L’entreprise a d’ailleurs fait son mea-culpa, lundi, en reconnaissant ne pas avoir « toujours su trouver les meilleurs moyens de travailler avec le gouvernement du Québec » et se disant maintenant prête à essayer de trouver un compromis lors des consultations sur le projet de loi.

Pour Ahmed El-Geneidy, directeur du Groupe de recherche sur le transport de McGill, Uber ne devrait pas être soumise aux mêmes règles que les taxis. L’entreprise fait partie de la nouvelle réalité que représente l’économie du partage, à laquelle il faut s’adapter. « Mais ce n’est pas une raison pour lui donner carte blanche, précise-t-il. Uber devrait payer des impôts. »

Le professeur croit qu’il faudrait surtout revoir le modèle d’attribution des permis de taxi. « Le prix du permis (200 000 $) est le principal problème. Aidons les chauffeurs de taxi à concurrencer des entreprises comme Uber. »

En rejetant le modèle d’Uber, le Québec freine-t-il l’innovation? « Il faut être neutre envers l’innovation, dit Richard Shearmur. L’innovation n’est pas automatiquement une bonne chose. On n’a qu’à penser aux produits financiers du milieu des années 2000 ou à la thalidomide, considérés comme des innovations à l’époque. Il faut prendre le temps de mesurer les dimensions sociales des innovations. »

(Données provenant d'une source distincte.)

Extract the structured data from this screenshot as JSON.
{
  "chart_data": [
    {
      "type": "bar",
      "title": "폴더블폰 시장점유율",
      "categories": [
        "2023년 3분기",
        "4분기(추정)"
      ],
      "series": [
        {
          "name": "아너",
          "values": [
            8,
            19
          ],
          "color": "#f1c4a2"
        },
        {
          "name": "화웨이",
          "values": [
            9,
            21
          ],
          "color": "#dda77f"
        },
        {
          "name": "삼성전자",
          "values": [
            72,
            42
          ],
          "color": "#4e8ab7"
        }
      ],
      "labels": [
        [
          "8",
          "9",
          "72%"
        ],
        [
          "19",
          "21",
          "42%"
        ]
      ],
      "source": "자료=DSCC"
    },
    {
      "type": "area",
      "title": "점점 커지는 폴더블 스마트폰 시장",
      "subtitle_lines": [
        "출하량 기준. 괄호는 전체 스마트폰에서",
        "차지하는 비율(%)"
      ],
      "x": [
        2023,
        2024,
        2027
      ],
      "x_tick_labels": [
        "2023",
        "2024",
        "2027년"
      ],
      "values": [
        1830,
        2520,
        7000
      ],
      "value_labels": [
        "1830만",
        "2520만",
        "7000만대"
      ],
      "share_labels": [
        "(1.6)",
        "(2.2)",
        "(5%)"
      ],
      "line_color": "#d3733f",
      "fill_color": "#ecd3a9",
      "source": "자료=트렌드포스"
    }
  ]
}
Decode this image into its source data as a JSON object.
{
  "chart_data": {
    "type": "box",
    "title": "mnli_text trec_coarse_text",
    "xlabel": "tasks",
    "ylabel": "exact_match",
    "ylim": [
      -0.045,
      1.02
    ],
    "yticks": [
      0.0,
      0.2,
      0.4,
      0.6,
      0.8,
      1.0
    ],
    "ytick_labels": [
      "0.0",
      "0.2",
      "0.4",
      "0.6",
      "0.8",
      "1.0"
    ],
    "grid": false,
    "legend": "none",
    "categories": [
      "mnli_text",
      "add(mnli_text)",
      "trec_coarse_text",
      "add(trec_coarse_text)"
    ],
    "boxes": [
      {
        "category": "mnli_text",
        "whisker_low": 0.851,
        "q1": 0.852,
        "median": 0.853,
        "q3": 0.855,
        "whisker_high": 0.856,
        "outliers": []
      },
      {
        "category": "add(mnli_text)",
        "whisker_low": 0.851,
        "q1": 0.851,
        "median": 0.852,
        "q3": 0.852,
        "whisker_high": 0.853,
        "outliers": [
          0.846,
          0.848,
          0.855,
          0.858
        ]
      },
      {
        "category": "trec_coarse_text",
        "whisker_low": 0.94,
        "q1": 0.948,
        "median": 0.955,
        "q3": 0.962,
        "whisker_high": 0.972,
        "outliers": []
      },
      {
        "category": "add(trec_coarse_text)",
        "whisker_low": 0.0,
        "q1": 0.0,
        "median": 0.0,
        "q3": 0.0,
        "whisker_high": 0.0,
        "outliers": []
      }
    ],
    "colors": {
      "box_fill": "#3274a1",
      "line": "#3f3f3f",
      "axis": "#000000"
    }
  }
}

Le SLR de la Caisse de dépôt peut-il être rentable?

Interrogé au sujet du système léger sur rail (SLR) annoncé par la Caisse de dépôt et placement du Québec le 22 avril dernier, le professeur Shearmur fait remarquer que l’objectif du projet n’est pas clair.

Le train léger ne réduira pas nécessairement l’utilisation de la voiture, selon lui. « S’il y a des gens qui prenaient leur voiture et qui décideront de prendre le nouveau train, d’autres automobilistes les remplaceront. La seule manière de réduire l’utilisation de l’automobile est de réduire la fluidité des routes – avec des routes plus étroites – ou d’installer des péages. » En outre, s’il est plus facile de quitter la Rive Sud, cela pourrait accroître l’étalement urbain, note-t-il.

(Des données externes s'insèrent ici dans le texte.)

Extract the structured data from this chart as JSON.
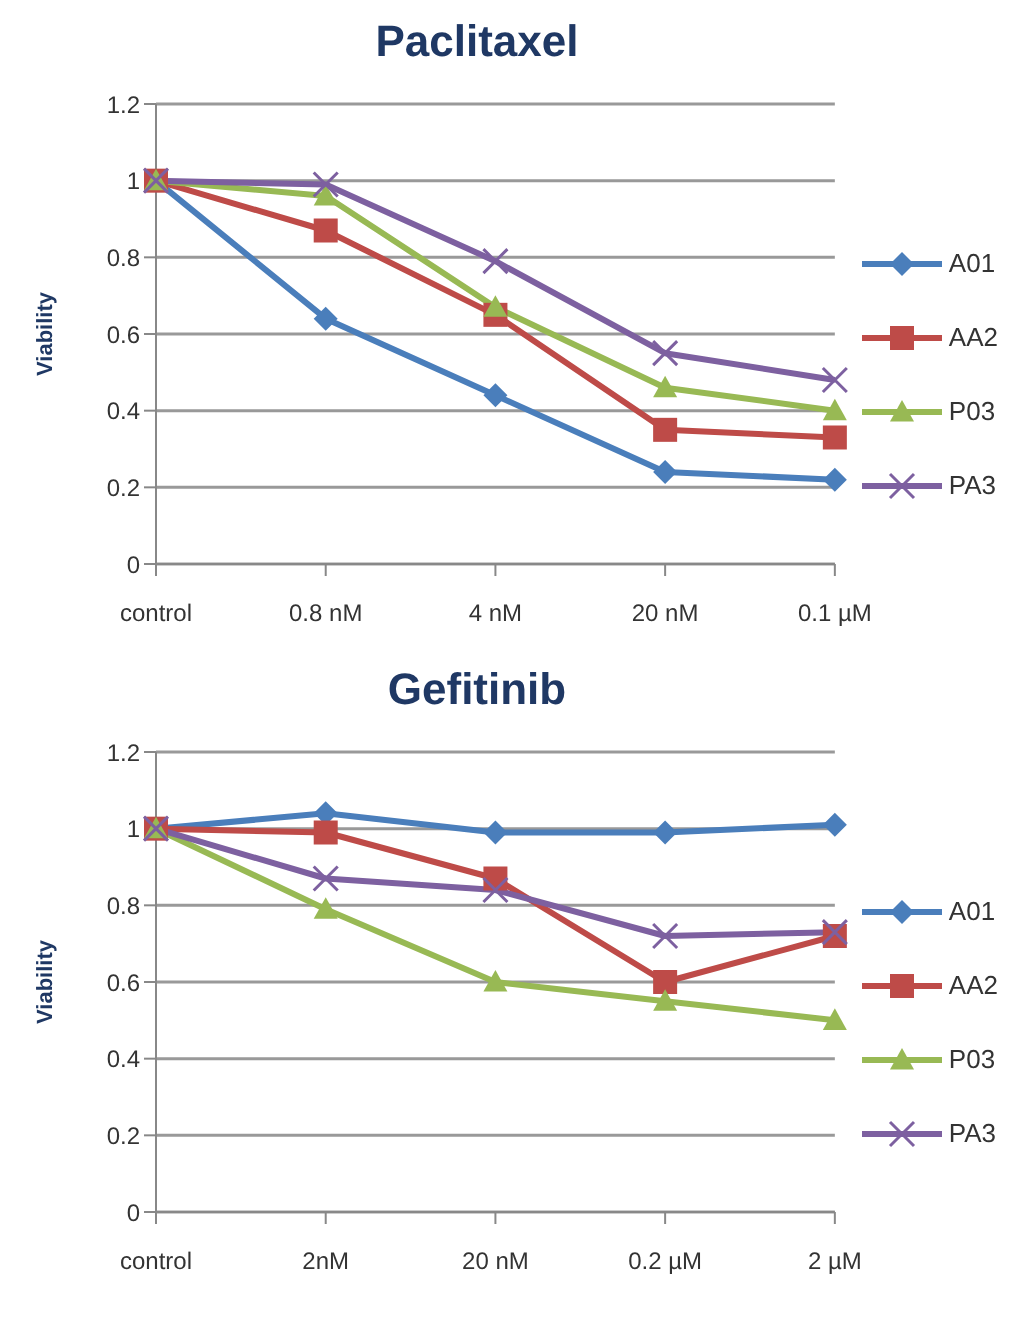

« Ce qui manque à Montréal, c’est une vision globale à l’échelle de la métropole sur la façon d’organiser la mobilité des gens pour les 50 années à venir. Tout se fait à la pièce », souligne-t-il.

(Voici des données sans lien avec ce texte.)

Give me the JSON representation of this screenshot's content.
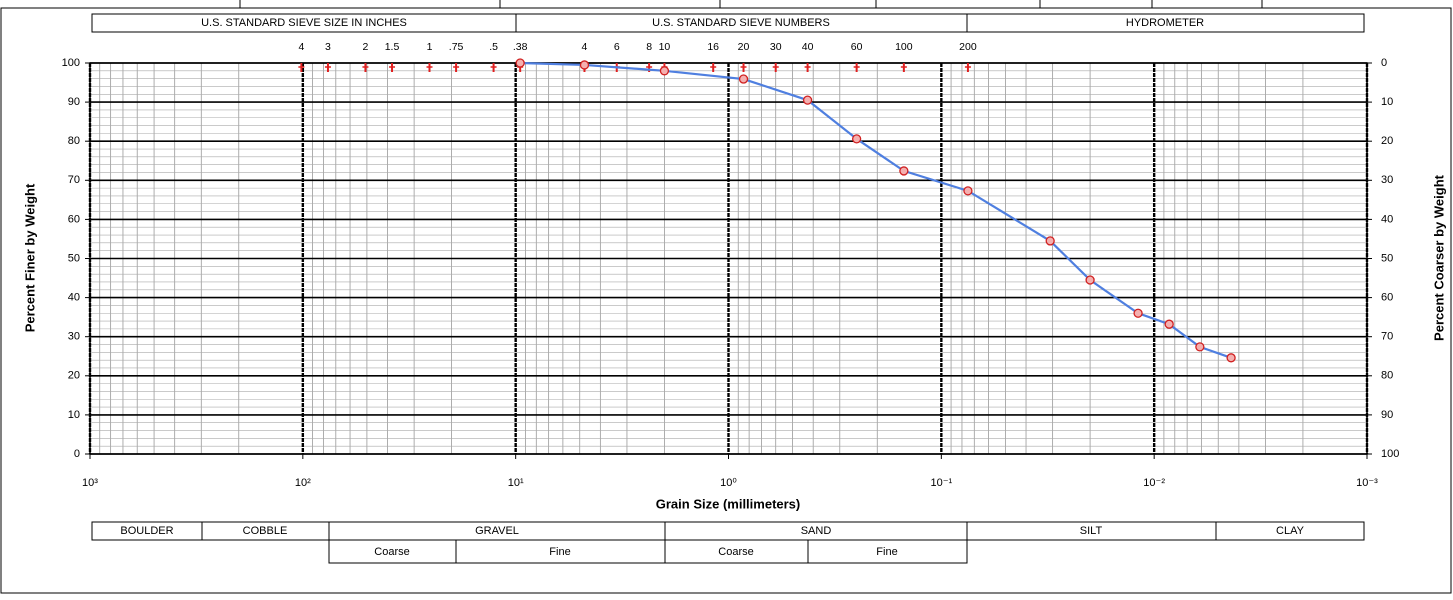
{
  "chart_data": {
    "type": "line",
    "xlabel": "Grain Size (millimeters)",
    "ylabel": "Percent Finer by Weight",
    "y2label": "Percent Coarser by Weight",
    "x": [
      9.525,
      4.75,
      2.0,
      0.85,
      0.425,
      0.25,
      0.15,
      0.075,
      0.0308,
      0.02,
      0.0119,
      0.0085,
      0.0061,
      0.00435
    ],
    "values": [
      100,
      99.5,
      98,
      95.9,
      90.5,
      80.6,
      72.4,
      67.3,
      54.5,
      44.5,
      36,
      33.2,
      27.4,
      24.6
    ],
    "color": "#4f7fe0",
    "marker_color": "#d02020",
    "xscale": "log",
    "xlim": [
      1000,
      0.001
    ],
    "xticks": [
      {
        "value": 1000,
        "label": "10³"
      },
      {
        "value": 100,
        "label": "10²"
      },
      {
        "value": 10,
        "label": "10¹"
      },
      {
        "value": 1,
        "label": "10⁰"
      },
      {
        "value": 0.1,
        "label": "10⁻¹"
      },
      {
        "value": 0.01,
        "label": "10⁻²"
      },
      {
        "value": 0.001,
        "label": "10⁻³"
      }
    ],
    "ylim": [
      0,
      100
    ],
    "yticks": [
      0,
      10,
      20,
      30,
      40,
      50,
      60,
      70,
      80,
      90,
      100
    ],
    "y2lim": [
      100,
      0
    ],
    "y2ticks": [
      0,
      10,
      20,
      30,
      40,
      50,
      60,
      70,
      80,
      90,
      100
    ],
    "grid": true,
    "header_bands": [
      "U.S. STANDARD SIEVE SIZE IN INCHES",
      "U.S. STANDARD SIEVE NUMBERS",
      "HYDROMETER"
    ],
    "sieves": [
      {
        "label": "4",
        "mm": 101.6
      },
      {
        "label": "3",
        "mm": 76.2
      },
      {
        "label": "2",
        "mm": 50.8
      },
      {
        "label": "1.5",
        "mm": 38.1
      },
      {
        "label": "1",
        "mm": 25.4
      },
      {
        "label": ".75",
        "mm": 19.05
      },
      {
        "label": ".5",
        "mm": 12.7
      },
      {
        "label": ".38",
        "mm": 9.525
      },
      {
        "label": "4",
        "mm": 4.75
      },
      {
        "label": "6",
        "mm": 3.35
      },
      {
        "label": "8",
        "mm": 2.36
      },
      {
        "label": "10",
        "mm": 2.0
      },
      {
        "label": "16",
        "mm": 1.18
      },
      {
        "label": "20",
        "mm": 0.85
      },
      {
        "label": "30",
        "mm": 0.6
      },
      {
        "label": "40",
        "mm": 0.425
      },
      {
        "label": "60",
        "mm": 0.25
      },
      {
        "label": "100",
        "mm": 0.15
      },
      {
        "label": "200",
        "mm": 0.075
      }
    ],
    "soil_classes": [
      "BOULDER",
      "COBBLE",
      "GRAVEL",
      "SAND",
      "SILT",
      "CLAY"
    ],
    "subclasses": [
      "Coarse",
      "Fine",
      "Coarse",
      "Fine"
    ]
  }
}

De son côté, Kevin Manaugh, professeur au Département de géographie, aurait voulu voir une meilleure intégration avec le métro. Dans le projet actuel, une seule station, celle de la Gare Centrale, relierait le nouveau train au métro.

Bien que le projet réponde à un besoin de longue date de mieux relier la Rive Sud, l’aéroport et l’ouest de l’île de Montréal, il note qu’il ne bénéficiera pas à tous. « Le tracé n’aidera pas beaucoup les gens des quartiers moins nantis à se déplacer », souligne-t-il.

Si Richard Shearmur ne doute pas des bénéfices du projet pour la métropole, il ne croit pas qu’il pourra être rentable.

« J’aimerais bien voir le montage financier. À ma connaissance, aucun réseau de transport public ne génère de profits. »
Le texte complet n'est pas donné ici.